The Toulouse-Piéron test explores different types of attention: arousal attention (alert/activation), focused attention (in front of some stimulus) and sustained attention (attending a stimulus for a long time). These kinds of attention compromise various neuroanatomic structures, pathways, neurotransmitters and their receptors. Results are in agreement with others cognitive tests (v.g. Stroop test), reflecting impairment in cognitive performance. The cognitive impairment points to the neural networks involved in attention and focus the pathological substrate in areas like the anterior cingulate cortex, lateral ventral prefrontal cortex, basal ganglia or locus coeruleus [33,34,35]. Some of them have been explored using MRI (DTI-diffusion tensor). No significant differences in volume of gray matter and other parameters have been found. Only one research group referred the increase of anisotropy in the arcuate fasciculus in a small sample of patients, postulating this feature as a potential biomarker [36]. However, by the time no one other group has verified these findings.

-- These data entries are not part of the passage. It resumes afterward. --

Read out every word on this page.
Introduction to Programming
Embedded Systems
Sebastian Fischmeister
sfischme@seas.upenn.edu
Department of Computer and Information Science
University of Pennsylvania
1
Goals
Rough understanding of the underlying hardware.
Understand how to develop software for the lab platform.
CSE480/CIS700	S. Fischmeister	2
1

Robison et al. (2019) reported impaired autonomic control of the heart rate (dysautonomia) associated to reductions in basic processing speed [37]. On the fatigability, the neuroendocrine system plays a key role, since there is a deficit in the modulation of stress mechanisms. Several authors have published irregular changes of cortisol levels, remaining unclear its role in mental fatigue and attention deficit [38,39,40,41,42,43]. However, a hypoactive HPA axis in these patients seems to be more a consequence than a cause. It remains to be elucidated the role played by paraventricular nucleus, pituitary and adrenal glands (HPA) in the cortisol metabolism. Neurobiological studies suggest the role of the Bed Nucleus of the Stria Terminalis (BNST) as modulator of mood, anxiety and fear connecting essential emotional processing regions, such as the prefrontal cortex, the hippocampus and the amygdala with the paraventricular nucleus triggering the stimulation of the hypothalamic–pituitary–adrenal axis [44].

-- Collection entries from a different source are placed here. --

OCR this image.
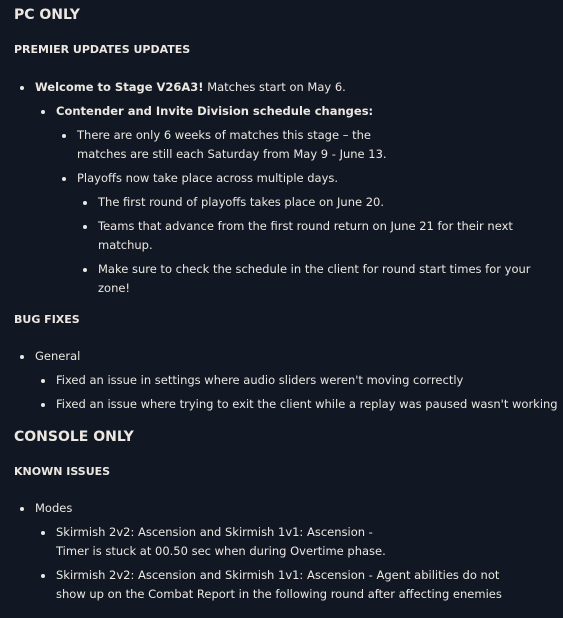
PC ONLY
PREMIER UPDATES UPDATES
Welcome to Stage V26A3! Matches start on May 6.
Contender and Invite Division schedule changes:
There are only 6 weeks of matches this stage – the
matches are still each Saturday from May 9 - June 13.
Playoffs now take place across multiple days.
The first round of playoffs takes place on June 20.
Teams that advance from the first round return on June 21 for their next matchup.
Make sure to check the schedule in the client for round start times for your zone!
BUG FIXES
General
Fixed an issue in settings where audio sliders weren't moving correctly
Fixed an issue where trying to exit the client while a replay was paused wasn't working
CONSOLE ONLY
KNOWN ISSUES
Modes
Skirmish 2v2: Ascension and Skirmish 1v1: Ascension -
Timer is stuck at 00.50 sec when during Overtime phase.
Skirmish 2v2: Ascension and Skirmish 1v1: Ascension - Agent abilities do not
show up on the Combat Report in the following round after affecting enemies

In general people with CFS/ME perceive aerobic exercise as more effortful than healthy adults, this aspect is reflected in a meta-analysis but the exact causes are unclear [45]. The relevance of this effect requires further studies in order to elucidate the underlying mechanisms. They could provide information about the pathophysiology of the syndrome. Furthermore, it is to be taken into account that the effort perception could be related to differences in the immune system between genders and also to changes in the hormonal profile [46]. Recent investigations in peripheral blood mononuclear cells have shown a decrease in the ability to provide adequate intracellular levels of ATP, but only in six patients [47], aspect that needs a higher level of research to know the response to effort.

The own nature of a cross-sectional study and the uninterrupted intake of medication for ethical reasons, must be taken into account as potential limitations of the present study. Wider cohorts are necessaries to find significant clustering of homogeneous phenotypes since this is a pathology with a high clinical heterogeneity [48] and multiple comorbidities.

Future studies, using advanced technologies (v.g. RM/PET-scan, magneto-electroencephalography) should deep into attention deficit, especially stratifying phenotypes or subgroups based on clinical characteristics. Brain areas involved in this function are worth of monitoring, since it has been observed that just a 10 min attentional test deteriorates it significantly.

Conclusion

General cognition remains preserved in most patients, only a small group of them shows a significant mild cognitive impairment. Maintained attention is clearly deficient, showing a marked fatigability after the Toulouse-Piéron test. The effort was perceived as very hard by both gender, but higher by women.

This study proposes a simple clinical way to assess maintained attention. Present results support the reliability of maintained attention as biomarker of CFS/ME. Attention deficit is a significant disability in patients affected of central fatigue.